How often should I use an infrared sauna?

This is entirely up to you. As with any form of exercise, it is important to build up a tolerance first. We recommend that you use a lower temperature (35℃) for about 15-20 minutes, initially 2-3 times in a week. Once conditioned, many people enjoy daily sessions of up to 35 to 40 minutes in a SaunaMed sauna. It is worth noting that you do not need to endure high temperatures to gain all the benefits from a SaunaMed sauna. Many of the positive effects are attained at the lower temperatures.


It is also important to maintain hydration. We would advise customers to drink water before, during and after sauna usage.

Is an infrared sauna safe for use by children?

A SaunaMed infrared sauna is safe for children to use but they should be under Adult supervision. The core body temperature of children rises much faster than adults. This occurs due to a higher metabolic rate per body mass, limited circulatory adaptation to increased cardiac demands and the inability to regulate body temperature by sweating.


It is advisable for all users to have a glass of water before and after their sauna session to keep the body sufficiently hydrated.

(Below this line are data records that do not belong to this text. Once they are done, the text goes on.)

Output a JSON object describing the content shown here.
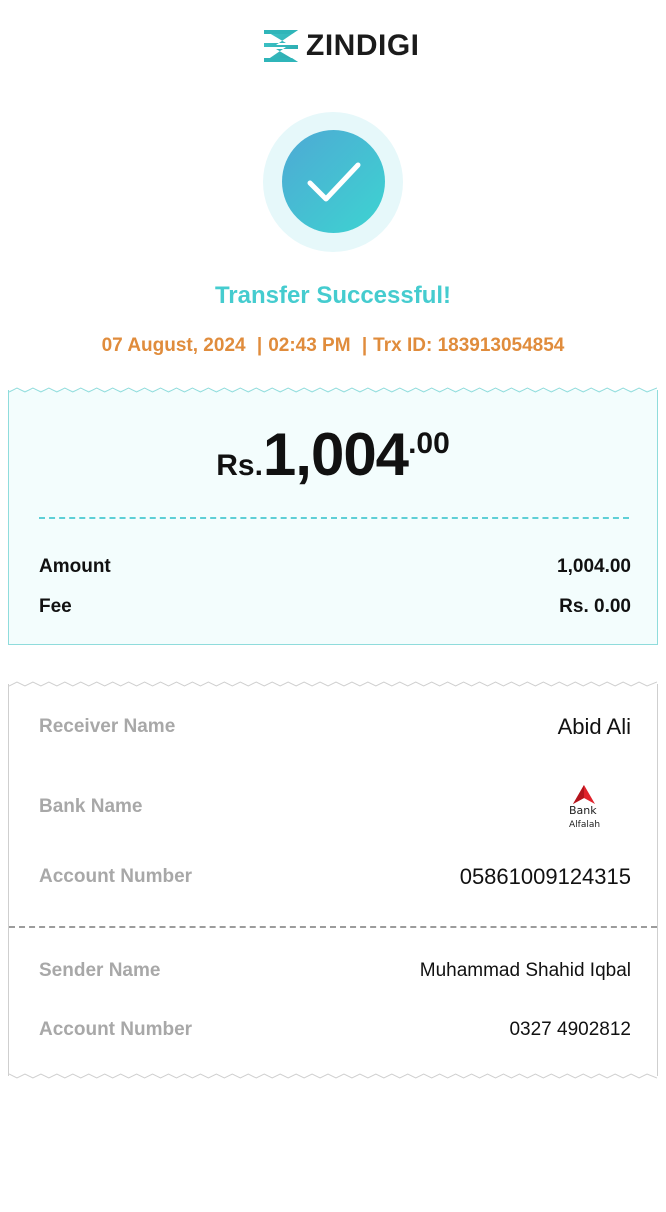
{
  "brand": {
    "name": "ZINDIGI",
    "accent": "#45cccf",
    "meta_color": "#e08c3c"
  },
  "status": {
    "icon": "check-icon",
    "title": "Transfer Successful!"
  },
  "meta": {
    "date": "07 August, 2024",
    "time": "02:43 PM",
    "trx": "Trx ID: 183913054854",
    "separator": "|"
  },
  "amount": {
    "currency": "Rs.",
    "whole": "1,004",
    "decimal": ".00"
  },
  "summary": [
    {
      "label": "Amount",
      "value": "1,004.00"
    },
    {
      "label": "Fee",
      "value": "Rs. 0.00"
    }
  ],
  "receiver": {
    "name_label": "Receiver Name",
    "name": "Abid Ali",
    "bank_label": "Bank Name",
    "bank_logo": {
      "word1": "Bank",
      "word2": "Alfalah",
      "icon": "bank-alfalah-logo"
    },
    "account_label": "Account Number",
    "account": "05861009124315"
  },
  "sender": {
    "name_label": "Sender Name",
    "name": "Muhammad Shahid Iqbal",
    "account_label": "Account Number",
    "account": "0327 4902812"
  }
}
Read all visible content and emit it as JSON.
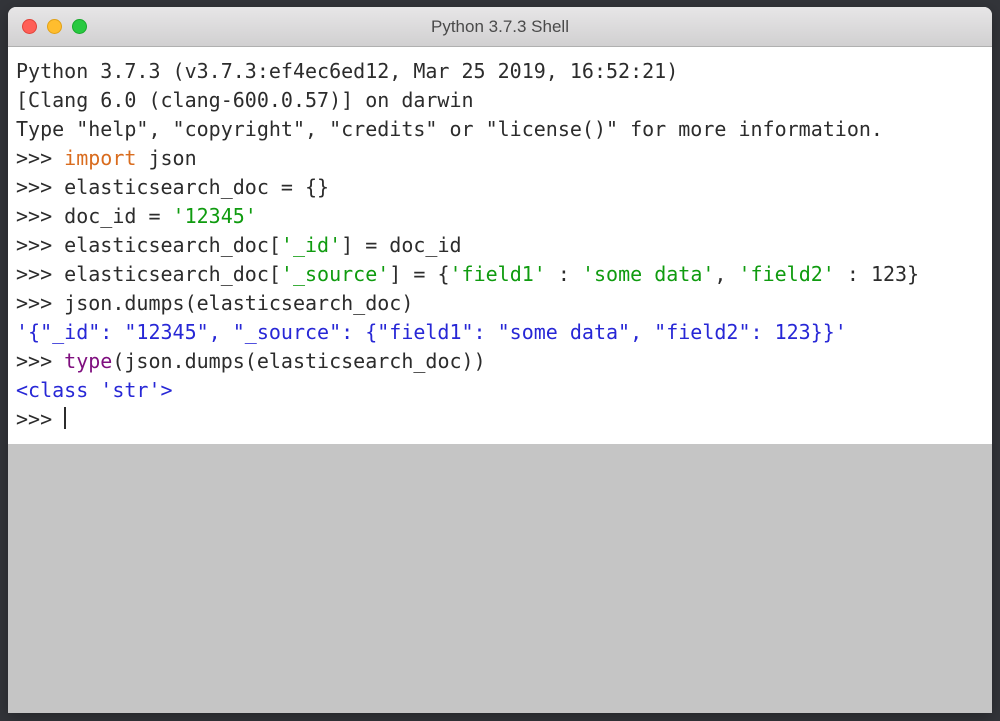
{
  "window": {
    "title": "Python 3.7.3 Shell"
  },
  "banner": {
    "line1": "Python 3.7.3 (v3.7.3:ef4ec6ed12, Mar 25 2019, 16:52:21) ",
    "line2": "[Clang 6.0 (clang-600.0.57)] on darwin",
    "line3": "Type \"help\", \"copyright\", \"credits\" or \"license()\" for more information."
  },
  "lines": {
    "l1": {
      "prompt": ">>> ",
      "kw": "import",
      "rest": " json"
    },
    "l2": {
      "prompt": ">>> ",
      "text": "elasticsearch_doc = {}"
    },
    "l3": {
      "prompt": ">>> ",
      "a": "doc_id = ",
      "str": "'12345'"
    },
    "l4": {
      "prompt": ">>> ",
      "a": "elasticsearch_doc[",
      "s1": "'_id'",
      "b": "] = doc_id"
    },
    "l5": {
      "prompt": ">>> ",
      "a": "elasticsearch_doc[",
      "s1": "'_source'",
      "b": "] = {",
      "s2": "'field1'",
      "c": " : ",
      "s3": "'some data'",
      "d": ", ",
      "s4": "'field2'",
      "e": " : 123}"
    },
    "l6": {
      "prompt": ">>> ",
      "text": "json.dumps(elasticsearch_doc)"
    },
    "l7": {
      "out": "'{\"_id\": \"12345\", \"_source\": {\"field1\": \"some data\", \"field2\": 123}}'"
    },
    "l8": {
      "prompt": ">>> ",
      "builtin": "type",
      "rest": "(json.dumps(elasticsearch_doc))"
    },
    "l9": {
      "out": "<class 'str'>"
    },
    "l10": {
      "prompt": ">>> "
    }
  }
}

If the sauna is used at all for children under ten, it should be used for a short duration at a low temperature (30-40°C) and ensure fluids are replaced through drinking plenty of water.


Recent research has suggested that the use of an infrared sauna can have a positive impact on autism and ADD/ADHD. However further research is needed in this area and we would not recommend purchasing a sauna for this reason alone.

How does regular use of the Infrared Sauna reduce cellulite?

Cellulite is the condition in which there are stored unwanted fats in some parts of the body. This usually happens after puberty in both men and women but more particularly in women. This prevents many from wearing sexy outfits or even wearing swimsuits.  Cellulite looks like dimples and occurs usually at the buttocks and thighs. This is due to lack of exercise and unhealthy diet and the presence of other bad habits like smoking. Wearing of fitted clothes and high heeled shoes can help increase cellulite in the body also.


European beauty specialists regularly incorporate sessions in programmes to reduce cellulite. Because the radiant infrared heat penetrates three times as deeply as conventional saunas, it is significantly more effective at breaking down hard to move cellulite and promoting a more youthful, beautiful complexion.

Is an infrared sauna safe for use by the elderly?

The older we get, the more toxic we become unfortunately. Many anti-aging practitioners are now incorporating far infrared sauna therapy into their programs.


It is important to note that most patients over sixty are dehydrated to some degree and this should be addressed along with mineral deficiencies. Low temperatures are mandatory, you should never exceed 55℃ to keep risks to a minimum. Research suggested it is perfectly safe to begin at 30℃ and gradually increase the temperature.


As with any regular change to your lifestyle you should consult your health practitioner.